Nuclear threats are more and more prevalent these days with North Korea having tested a nuclear bomb in October of this year. Iran is also reported to be developing a weapons program, something its leaders deny. Terrorists are reportedly in search of nuclear capabilities; last year, Russian dissident Boris Berezovsky was quoted as saying that Chechen rebels were missing a small component to create a dirty bomb.

Obviously this is making world powers worried and they are increasing their pressure against potential nuclear proliferation. The US and Europe have been insistent on stopping Iran’s nuclear program. When North Korea tested its new capability, one of the first statements made by President Bush was a warning against passing the technology on to rogue states or terrorists. Understandably so, the West is worried.

Unfortunately, nuclear technology will not go away, and with the development of developing nations, it will be more and more present, because of its effectiveness. Not every country is blessed with the hydro-resources of Canadian province Quebec and not every country has the space required for wind-mill technology to produce electricity. Nuclear technology is compact and with the proper safety measures in place, one of the best ways of producing electricity.

Today in Jakarta, IAEA chief Mohamed ElBaradei reminded that one of the initial reasons for going to Iraq was to dismantle Hussein’s reported WMD, notably a nuclear weapons program. Thusfar, no proof of any WMD activity has been brought forward in Iraq.

ElBaradei spoke of Iran and said that there is no urgency to act in Iran, because the state has no atomic reactor in operation and consequently can’t even go ahead with a weapons program.

“Nuclear energy alone is not a panacea, but it is likely in the near future to have an increasing role as part of the global energy mix,” said ElBaradei.

The nuclear chief at the UN was alluding to the expanding role nuclear energy is playing in Asia, with China and Indonesia undergoing a big nuclear energy surge as the countries reach a new developmental stage.

Iran may be looking for a nuclear weapons program, but it also may just be looking to power its country more effectively. That’s why its leaders hired Russian experts to build the country’s first nuclear power plant in Bushehr.


Reports from Japanese media indicate that progress may be made when negotiations with North Korea are resumed later this month.

Kyodo News reports that the US and others have urged North Korea to abandon is nuclear program by 2008 in return for economic aid as well as security guarantees. All the while, the US and its allies are warning of additional sanctions if North Korea refuses to cooperate with the plan. This reasoning is much more in line with what IAEA chief Mohamed ElBaradei called for two days ago and is a step in the right direction after a lack of progress in pre-negotiation talks this week. ElBaradei, the chief nuclear expert at the UN said that North Korea needed incentives to abandon its nuclear program, not just sanctions.
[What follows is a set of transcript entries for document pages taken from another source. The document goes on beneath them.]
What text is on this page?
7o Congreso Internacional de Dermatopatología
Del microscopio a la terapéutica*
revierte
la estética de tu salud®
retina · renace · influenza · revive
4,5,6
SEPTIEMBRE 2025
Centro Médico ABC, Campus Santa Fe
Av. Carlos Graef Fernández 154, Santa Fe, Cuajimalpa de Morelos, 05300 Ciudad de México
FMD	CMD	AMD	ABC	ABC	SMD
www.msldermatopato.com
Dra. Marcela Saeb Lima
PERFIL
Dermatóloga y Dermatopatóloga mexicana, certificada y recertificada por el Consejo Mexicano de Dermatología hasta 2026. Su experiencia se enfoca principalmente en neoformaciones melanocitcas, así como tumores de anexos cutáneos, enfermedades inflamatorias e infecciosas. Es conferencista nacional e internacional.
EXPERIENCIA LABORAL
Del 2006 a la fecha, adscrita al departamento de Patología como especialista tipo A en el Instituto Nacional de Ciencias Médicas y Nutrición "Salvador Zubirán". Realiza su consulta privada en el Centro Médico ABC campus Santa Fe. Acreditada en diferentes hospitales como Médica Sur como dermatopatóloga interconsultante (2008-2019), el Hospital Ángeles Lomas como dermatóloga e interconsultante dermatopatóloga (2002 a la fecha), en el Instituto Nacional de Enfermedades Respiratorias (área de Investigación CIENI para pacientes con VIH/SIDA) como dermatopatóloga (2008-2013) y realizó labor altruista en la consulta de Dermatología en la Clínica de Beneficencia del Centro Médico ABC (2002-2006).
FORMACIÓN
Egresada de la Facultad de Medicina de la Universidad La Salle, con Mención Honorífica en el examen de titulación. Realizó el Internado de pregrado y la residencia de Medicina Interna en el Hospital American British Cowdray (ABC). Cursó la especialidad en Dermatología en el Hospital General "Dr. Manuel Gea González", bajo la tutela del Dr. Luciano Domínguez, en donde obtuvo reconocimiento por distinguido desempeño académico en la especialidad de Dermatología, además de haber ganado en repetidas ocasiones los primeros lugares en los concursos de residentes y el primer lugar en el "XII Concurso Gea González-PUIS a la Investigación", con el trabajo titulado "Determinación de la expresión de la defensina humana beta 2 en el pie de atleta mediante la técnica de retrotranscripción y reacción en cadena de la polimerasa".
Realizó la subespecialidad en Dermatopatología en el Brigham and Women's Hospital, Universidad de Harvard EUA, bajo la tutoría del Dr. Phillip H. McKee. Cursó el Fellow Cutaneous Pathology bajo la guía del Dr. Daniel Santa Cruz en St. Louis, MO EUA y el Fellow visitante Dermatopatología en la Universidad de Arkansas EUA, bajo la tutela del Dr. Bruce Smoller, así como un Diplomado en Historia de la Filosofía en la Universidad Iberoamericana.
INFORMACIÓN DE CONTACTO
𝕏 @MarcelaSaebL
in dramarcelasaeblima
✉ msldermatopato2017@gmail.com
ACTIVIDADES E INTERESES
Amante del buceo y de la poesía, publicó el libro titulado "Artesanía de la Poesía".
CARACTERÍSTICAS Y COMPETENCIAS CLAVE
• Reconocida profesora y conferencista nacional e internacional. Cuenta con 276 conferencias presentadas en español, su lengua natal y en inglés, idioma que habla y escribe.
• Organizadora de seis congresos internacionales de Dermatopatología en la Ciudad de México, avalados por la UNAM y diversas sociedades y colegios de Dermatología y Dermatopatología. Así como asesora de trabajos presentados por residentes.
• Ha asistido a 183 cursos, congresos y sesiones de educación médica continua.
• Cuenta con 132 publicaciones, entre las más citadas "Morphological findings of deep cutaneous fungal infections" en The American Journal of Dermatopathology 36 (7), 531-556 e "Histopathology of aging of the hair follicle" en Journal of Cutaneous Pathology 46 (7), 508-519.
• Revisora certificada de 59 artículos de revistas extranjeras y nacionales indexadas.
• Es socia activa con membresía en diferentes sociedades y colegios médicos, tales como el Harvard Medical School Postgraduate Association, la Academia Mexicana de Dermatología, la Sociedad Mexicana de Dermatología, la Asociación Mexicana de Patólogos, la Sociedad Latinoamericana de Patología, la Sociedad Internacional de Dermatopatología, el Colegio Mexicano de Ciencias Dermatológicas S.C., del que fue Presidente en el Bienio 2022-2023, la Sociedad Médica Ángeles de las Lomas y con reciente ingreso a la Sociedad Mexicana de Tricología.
At the same time, a report in Tokyo Shimbun suggests that Pyongyang will offer uranium exports to Russia which can then be enriched and resold as nuclear energy fuel to China. According to the report, talks about giving Russia exclusive rights to North Korean uranium have been going on since 2002, and North Korea expects Russia’s open support at the nuclear negotiations in return for the deal.

Exclusive rights to North Korea’s uranium will be financially lucrative for Russia. It will also give some assurance that North Korea will not be enriching uranium for future nuclear blasts. However, there is no guarantee that Pyongyang will not continue to secretly enrich uranium not exported to Russia. It is a deal which will be difficult to turn down for the Russians and it will certainly make the negotiations interesting, as Russia has been looking for influence in Asia for quite some time.

Iran Cooperates

November 23, 2006

After Iran’s Ambassador to Russia spoke favorably about enriching uranium in Russia yesterday, Iran announced today that it would open up its records on uranium enrichment to IAEA inspectors.

This is yet another diplomatic step on the part of Iran to avert UN Security Council sanctions against it. Iran is slowly gearing up to play a bigger regional role; this weekend Iran’s President Ahmadinejad will be meeting with his Iraqi counterpart President Talabani to discuss three-way cooperation between Iran, Syria and Iraq in bringing stability back to war-torn Iraq.

Iran has maintained that its nuclear program is focused on nuclear energy, not arms. The IAEA’s view on the matter has largely confirmed Iran’s position, except for a plutonium discovery ten days ago. Today’s gesture is meant to clear up any doubts about Iran’s program.

This would be the perfect opportunity for the US and UK to start cooperating with Iran. After all, today’s announcement is a clear signal to the US, Iran’s biggest doubter. It is also a move meant to strengthen Russia’s position in the UN Security Council, as Russia has maintained an anti-sanction position and has curtailed US efforts to sanction the Iranian government.